La femme-ange devient celle qui oriente l’esprit de l’homme vers l’amour absolu et pur, celui de Dieu, celui qui attire toujours l’homme vers le haut plutôt que vers
la conquête physique de la femme. Qu’est-ce qui inspire directement le chant sinon l’amour ?
Les principaux auteurs sont Guido Guinizzelli (1230-1276), Dante Alighieri (1265-1321), Guido Cavalcanti (1255-1300), Lapo Gianni ( ? - ? ), Cino da
Pistoia (1270-1336), Dino Frescobaldi (1270-1316)… Ils formèrent un cercle restreint d’intellectuels (et non une « école »), une aristocratie culturelle et
spirituelle dans laquelle ne comptait pas tant la noblesse de sang que la noblesse de l’esprit. Ils allèrent même au-delà de l’amour « courtois » en ce sens qu’ils
unirent poésie et philosophie, théologie et sciences, nécessaires au public limité qui les suivait. Là commencent vraiment la langue et la poésie italiennes.
Le DSN fut aussi à l’origine de formes poétiques nouvelles, toujours liées à la musique, le sonnet (sonetto, du verbe suonare = jouer de la musique), la chanson
(canzone, du verbe cantare = chanter), la ballade (ballata, du verbe ballare = danser), toujours mises en musique.
1) La ballade : c’est un genre littéraire plus populaire par lequel on chantait les thèmes les plus graves et philosophiques ; ainsi Dante écrit Donne ch’avete
intelletto d’amore (Femmes qui avez l’intelligence de l’amour) sous forme de chanson et Tanto gentile e tanto onesta pare (Si noble et si honnête semble) sous
forme de sonnet, deux formes qui se détachent peu à peu de la musique. Au contraire la ballade était faite pour être chantée et dansée, d’où son nom.
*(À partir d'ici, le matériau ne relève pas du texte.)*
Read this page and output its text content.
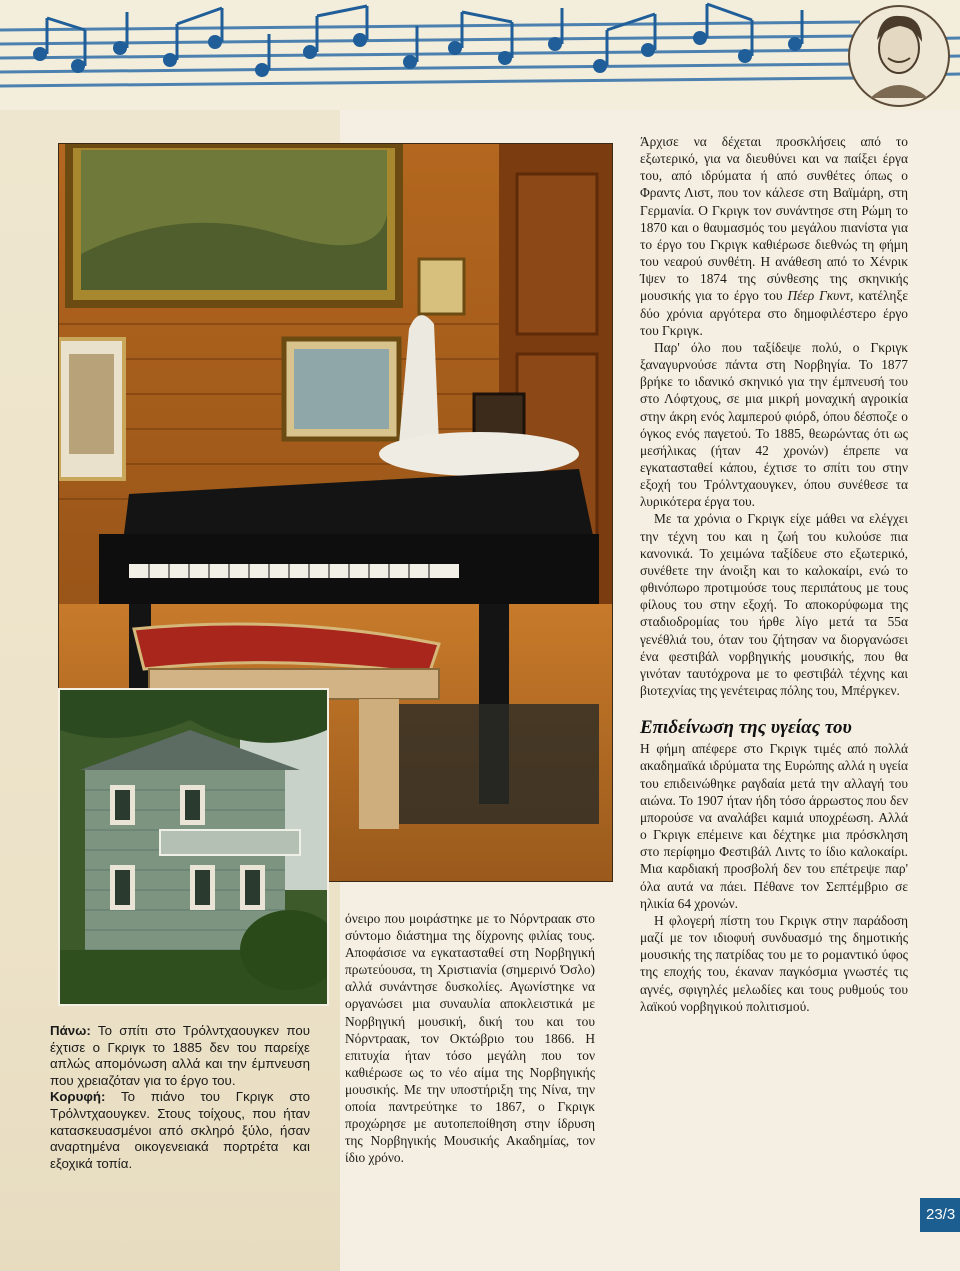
Πάνω: Το σπίτι στο Τρόλντχαουγκεν που έχτισε ο Γκριγκ το 1885 δεν του παρείχε απλώς απομόνωση αλλά και την έμπνευση που χρειαζόταν για το έργο του.
Κορυφή: Το πιάνο του Γκριγκ στο Τρόλντχαουγκεν. Στους τοίχους, που ήταν κατασκευασμένοι από σκληρό ξύλο, ήσαν αναρτημένα οικογενειακά πορτρέτα και εξοχικά τοπία.

όνειρο που μοιράστηκε με το Νόρντρααк στο σύντομο διάστημα της δίχρονης φιλίας τους. Αποφάσισε να εγκατασταθεί στη Νορβηγική πρωτεύουσα, τη Χριστιανία (σημερινό Όσλο) αλλά συνάντησε δυσκολίες. Αγωνίστηκε να οργανώσει μια συναυλία αποκλειστικά με Νορβηγική μουσική, δική του και του Νόρντρααк, τον Οκτώβριο του 1866. Η επιτυχία ήταν τόσο μεγάλη που τον καθιέρωσε ως το νέο αίμα της Νορβηγικής μουσικής. Με την υποστήριξη της Νίνα, την οποία παντρεύτηκε το 1867, ο Γκριγκ προχώρησε με αυτοπεποίθηση στην ίδρυση της Νορβηγικής Μουσικής Ακαδημίας, τον ίδιο χρόνο.

Άρχισε να δέχεται προσκλήσεις από το εξωτερικό, για να διευθύνει και να παίξει έργα του, από ιδρύματα ή από συνθέτες όπως ο Φραντς Λιστ, που τον κάλεσε στη Βαϊμάρη, στη Γερμανία. Ο Γκριγκ τον συνάντησε στη Ρώμη το 1870 και ο θαυμασμός του μεγάλου πιανίστα για το έργο του Γκριγκ καθιέρωσε διεθνώς τη φήμη του νεαρού συνθέτη. Η ανάθεση από το Χένρικ Ίψεν το 1874 της σύνθεσης της σκηνικής μουσικής για το έργο του Πέερ Γκυντ, κατέληξε δύο χρόνια αργότερα στο δημοφιλέστερο έργο του Γκριγκ.

Παρ' όλο που ταξίδεψε πολύ, ο Γκριγκ ξαναγυρνούσε πάντα στη Νορβηγία. Το 1877 βρήκε το ιδανικό σκηνικό για την έμπνευσή του στο Λόφτχους, σε μια μικρή μοναχική αγροικία στην άκρη ενός λαμπερού φιόρδ, όπου δέσποζε ο όγκος ενός παγετού. Το 1885, θεωρώντας ότι ως μεσήλικας (ήταν 42 χρονών) έπρεπε να εγκατασταθεί κάπου, έχτισε το σπίτι του στην εξοχή του Τρόλντχαουγκεν, όπου συνέθεσε τα λυρικότερα έργα του.

Με τα χρόνια ο Γκριγκ είχε μάθει να ελέγχει την τέχνη του και η ζωή του κυλούσε πια κανονικά. Το χειμώνα ταξίδευε στο εξωτερικό, συνέθετε την άνοιξη και το καλοκαίρι, ενώ το φθινόπωρο προτιμούσε τους περιπάτους με τους φίλους του στην εξοχή. Το αποκορύφωμα της σταδιοδρομίας του ήρθε λίγο μετά τα 55α γενέθλιά του, όταν του ζήτησαν να διοργανώσει ένα φεστιβάλ νορβηγικής μουσικής, που θα γινόταν ταυτόχρονα με το φεστιβάλ τέχνης και βιοτεχνίας της γενέτειρας πόλης του, Μπέργκεν.

Επιδείνωση της υγείας του

Η φήμη απέφερε στο Γκριγκ τιμές από πολλά ακαδημαϊκά ιδρύματα της Ευρώπης αλλά η υγεία του επιδεινώθηκε ραγδαία μετά την αλλαγή του αιώνα. Το 1907 ήταν ήδη τόσο άρρωστος που δεν μπορούσε να αναλάβει καμιά υποχρέωση. Αλλά ο Γκριγκ επέμεινε και δέχτηκε μια πρόσκληση στο περίφημο Φεστιβάλ Λιντς το ίδιο καλοκαίρι. Μια καρδιακή προσβολή δεν του επέτρεψε παρ' όλα αυτά να πάει. Πέθανε τον Σεπτέμβριο σε ηλικία 64 χρονών.

Η φλογερή πίστη του Γκριγκ στην παράδοση μαζί με τον ιδιοφυή συνδυασμό της δημοτικής μουσικής της πατρίδας του με το ρομαντικό ύφος της εποχής του, έκαναν παγκόσμια γνωστές τις αγνές, σφιγηλές μελωδίες και τους ρυθμούς του λαϊκού νορβηγικού πολιτισμού.

23/3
La ballade se compose normalement d’un ripresa (refrain) et d’une stanza (strophe) qui se divise en une première et une seconde mutazione (changement) et en
une volta (retour) qui reprend le schéma de la ripresa ; le dernier vers de la volta rime avec le dernier de la ripresa. Une ballade peut avoir une ou plusieurs
strophes, dont chacune se termine par la rime de la ripresa. Elle était entonnée par une voix qui chantait seule les strophes. Elle était accompagnée par le chœur
qui dansait en cercle autour du soliste et reprenait la ripresa à la fin de chaque strophe. Celle de Cavalcanti est un « ballata stravagante » (ballade
extravagante) qui a un nombre de vers différent de la ballata minima, de la ballata piccola, de la ballata minore, de la ballata mezzana et de la ballata grande.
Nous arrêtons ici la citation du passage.